Pastorale sanitaria: “Un di più di vicinanza”, con la testimonianza di Giorgio Conti

Da medico – direttore dell’Unità operativa complessa di terapia intensiva pediatrica del Gemelli – a paziente, l’esperienza della malattia come «risorsa».

La testimonianza di un medico che si è riscoperto paziente, e per il quale «la malattia è stata ed è una risorsa», ha avviato ieri sera, 24 febbraio, il corso di formazione on-line “Un di più di vicinanza”, curato dall’Ufficio per la pastorale sanitaria del Vicariato. «In questo tempo di Quaresima, per cinque settimane, vogliamo metterci in ascolto dell’esperienza con la malattia e del percorso di vita degli altri e di noi stessi», ha spiegato il vescovo ausiliare Paolo Ricciardi, delegato per la pastorale sanitaria, in apertura del primo appuntamento rivolto a volontari ospedalieri, medici, infermieri e a tutti coloro che «si fanno carico dei malati, stabilendo una relazione di fiducia». Per i prossimi 4 mercoledì sono previste le testimonianze di un sacerdote affetto da una malattia fin dall’infanzia, di una persona interessata dai disturbi dell’alimentazione, di un’altra colpita da una patologia rara e infine di una coppia di genitori che hanno accompagnato il loro figlio nella malattia e fino alla morte.

Intenso il racconto di vita, e insieme professionale, di Giorgio Conti, direttore dell’Unità operativa complessa di terapia intensiva pediatrica e del trauma center pediatrico del Policlinico universitario Agostino Gemelli. «Inizialmente ho vissuto il passaggio dall’essere medico all’essere anche paziente in modo traumatico – ha detto – ma con il passare degli anni mi sono reso conto che la malattia mi ha dato qualcosa in più, cambiando in meglio il mio modo di rapportarmi con i pazienti e con le loro famiglie». Conti, affetto da un linfoma, «una delle malattie del sangue non curabile», ha spiegato di «essere diventato un medico migliore, sicuramente più empatico», mettendo in luce la certezza che «la malattia, che mi ha tolto molto, mi ha anche insegnato molto, tanto che non sono sicuro che, potendo tornare indietro, vorrei evitarla, forse perché ho oramai imparato a conviverci».

Pur ammettendo di avere paura, «perché sarei un incosciente, altrimenti, dato che so bene di che cosa sto parlando quando penso alla mia malattia, per la quale, tra l’altro, sono giunto ormai alla terza linea di cura», il medico, che è anche docente di Anestesiologia e Rianimazione all’Università Cattolica, riconosce «nella fede e nella gioia che mi procura il mio lavoro» dei motivi di forza e di sostengo imprescindibili.

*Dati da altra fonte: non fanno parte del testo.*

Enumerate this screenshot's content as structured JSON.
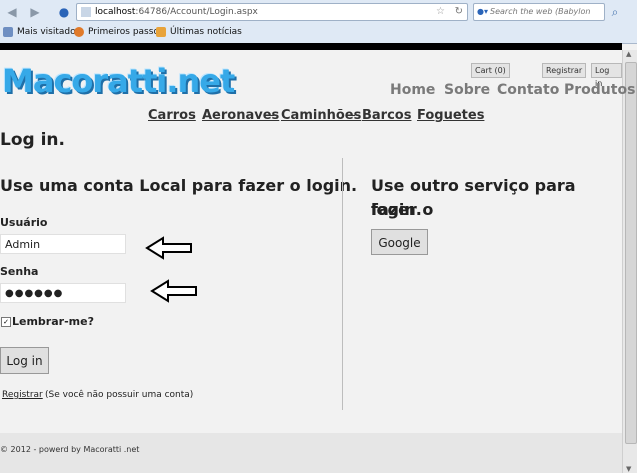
{
  "browser": {
    "url_host": "localhost",
    "url_path": ":64786/Account/Login.aspx",
    "search_placeholder": "Search the web (Babylon",
    "bookmarks": [
      "Mais visitados",
      "Primeiros passos",
      "Últimas notícias"
    ]
  },
  "header": {
    "logo": "Macoratti.net",
    "cart": "Cart (0)",
    "register": "Registrar",
    "login": "Log in",
    "nav": [
      "Home",
      "Sobre",
      "Contato",
      "Produtos"
    ],
    "categories": [
      "Carros",
      "Aeronaves",
      "Caminhões",
      "Barcos",
      "Foguetes"
    ]
  },
  "main": {
    "title": "Log in.",
    "local_heading": "Use uma conta Local para fazer o login.",
    "user_label": "Usuário",
    "user_value": "Admin",
    "password_label": "Senha",
    "password_value": "●●●●●●",
    "remember_label": "Lembrar-me?",
    "login_button": "Log in",
    "register_link": "Registrar",
    "register_note": "(Se você não possuir uma conta)",
    "external_heading_1": "Use outro serviço para fazer o",
    "external_heading_2": "login.",
    "google_button": "Google"
  },
  "footer": {
    "text": "© 2012 - powerd by Macoratti .net"
  }
}
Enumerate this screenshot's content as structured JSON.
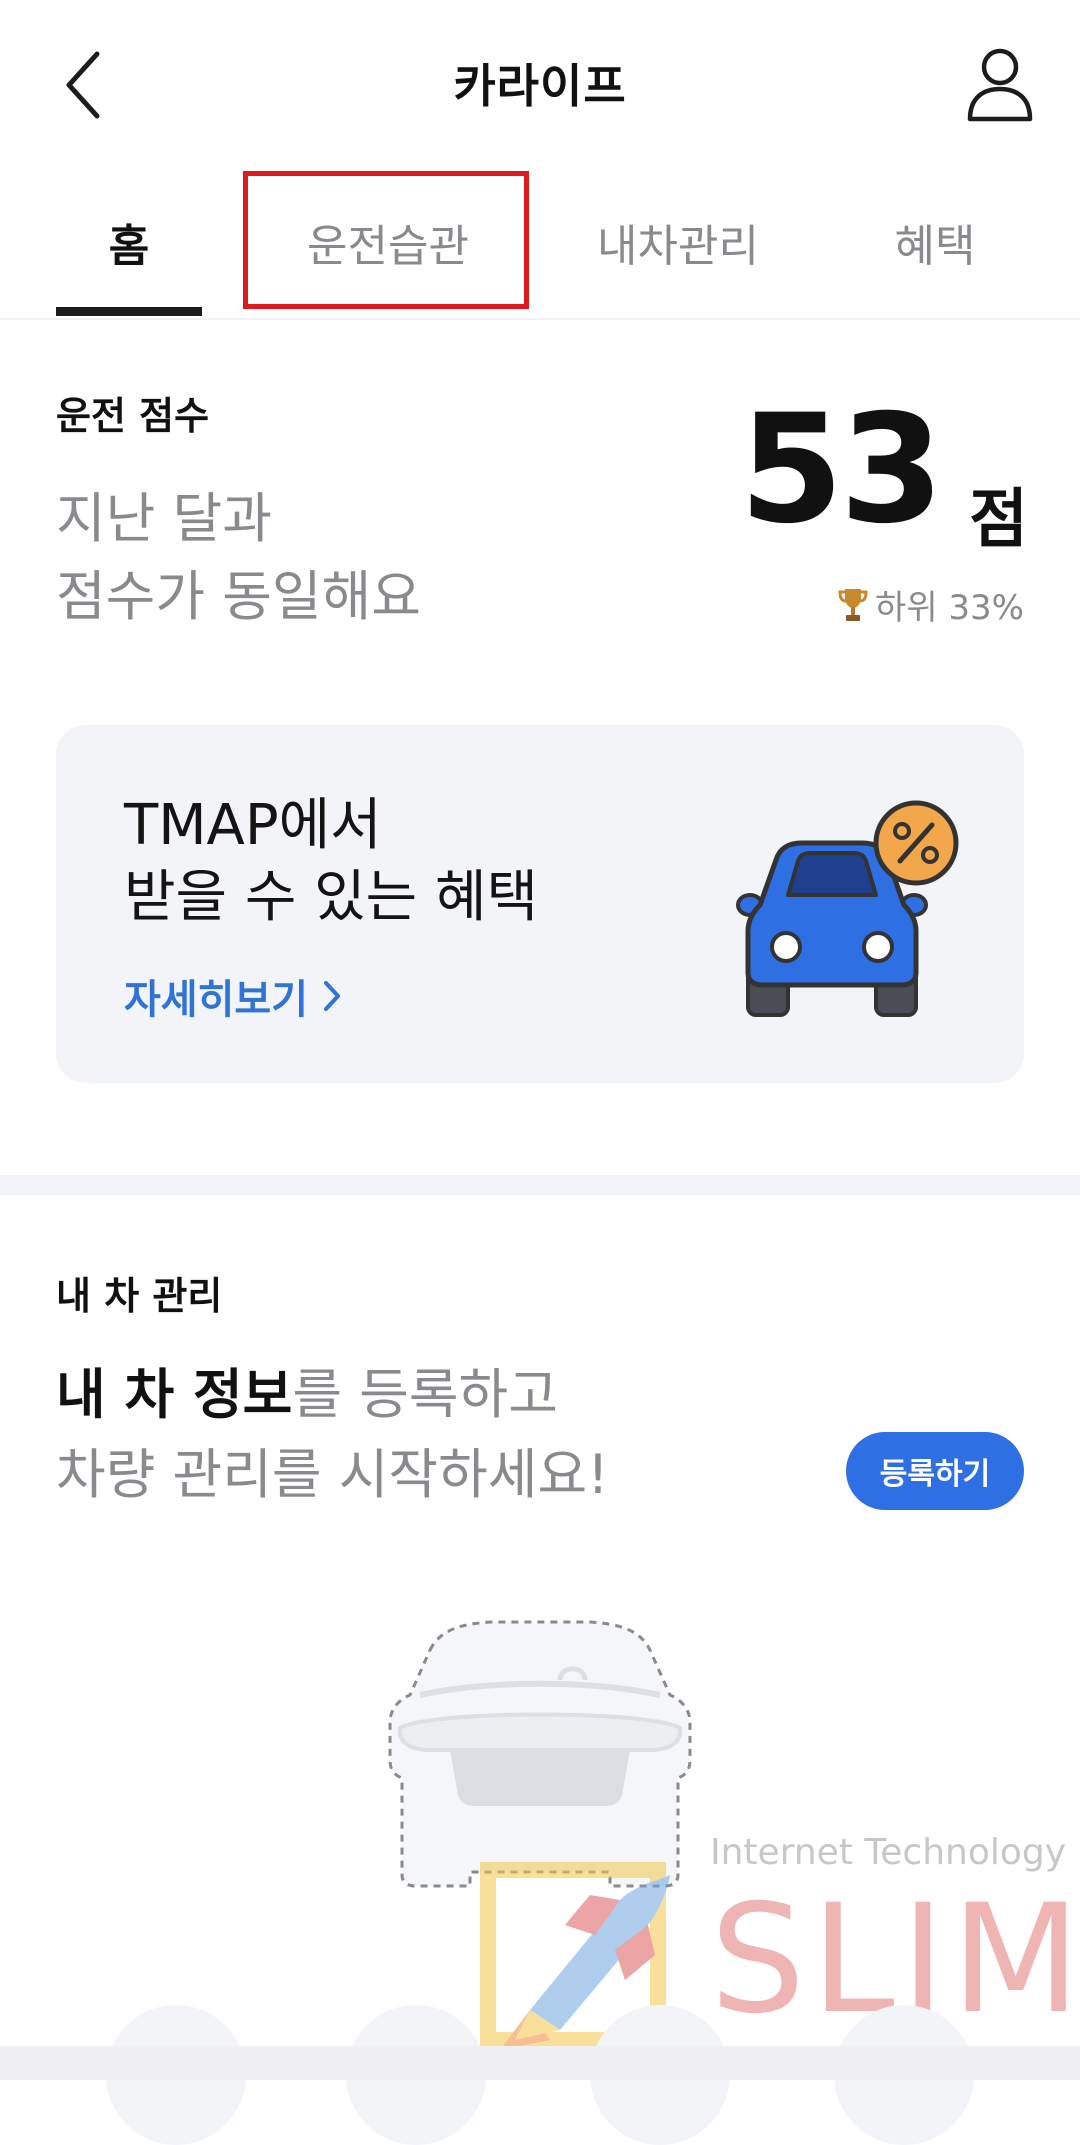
{
  "header": {
    "title": "카라이프",
    "back_icon": "chevron-left-icon",
    "profile_icon": "user-icon"
  },
  "tabs": [
    {
      "label": "홈",
      "active": true
    },
    {
      "label": "운전습관",
      "active": false,
      "highlighted": true
    },
    {
      "label": "내차관리",
      "active": false
    },
    {
      "label": "혜택",
      "active": false
    }
  ],
  "score": {
    "label": "운전 점수",
    "message_line1": "지난 달과",
    "message_line2": "점수가 동일해요",
    "value": "53",
    "unit": "점",
    "rank": "하위 33%",
    "rank_icon": "trophy-icon"
  },
  "benefit": {
    "title_line1": "TMAP에서",
    "title_line2": "받을 수 있는 혜택",
    "link_label": "자세히보기",
    "illustration": "car-discount-icon"
  },
  "mycar": {
    "label": "내 차 관리",
    "message_strong": "내 차 정보",
    "message_rest": "를 등록하고",
    "message_line2": "차량 관리를 시작하세요!",
    "register_label": "등록하기"
  },
  "watermark": {
    "caption": "Internet Technology",
    "word": "SLIM"
  },
  "colors": {
    "accent_blue": "#2f6fe4",
    "link_blue": "#2f73d6",
    "highlight_red": "#e0191e",
    "muted_text": "#8a8a8e",
    "card_bg": "#f3f4f8"
  }
}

Da un lato, Conti si è detto «mai abbastanza grato ai miei genitori per avermi trasmesso i valori della fede», dall’altro, ha spiegato che la professione che svolge da più di 35 anni «mi emoziona ancora e mi rende felice», a tal punto che, nemmeno di fronte al Covid-19, «rischioso per me, nella mia condizione di salute», ha mai pensato di abbandonarla. «Non starò a casa e non smetterò di curare i miei pazienti – ha detto con forza -. Preferisco rischiare di morire piuttosto che lasciare i miei bambini e le loro famiglie».

Conti ha anche sostenuto che «la malattia vissuta in prima persona mi ha insegnato come e cosa la medicina non deve essere», riferendosi alla necessità di un rapporto personale e umano tra medico e paziente. «Per tutta la vita – ha raccontato – ho cercato di insegnare ai giovani medici a non riferirsi ai malati con un numero di letto o con l’etichetta della loro patologia, poi, un giorno, nella sala d’attesa di un grande ospedale, mi sono sentito chiamare con un numero». Ancora, lo specialista del Gemelli auspica che si parli «sempre meno degli ospedali come di aziende sanitarie», perché ciò equivale a parlare di «una medicina tecnicistica, gelida, che trasmette un senso di abbandono e non certo amore né calore, come dovrebbe essere». Infine, Conti ha raccontato di come viva il momento della cura, sottoponendosi alla chemioterapia nell’ospedale nel quale lavora, ma senza privilegi di sorta, «togliendo il camice e mettendomi in fila come tutti gli altri pazienti, cercando anche di rassicurarli e sostenerli come posso».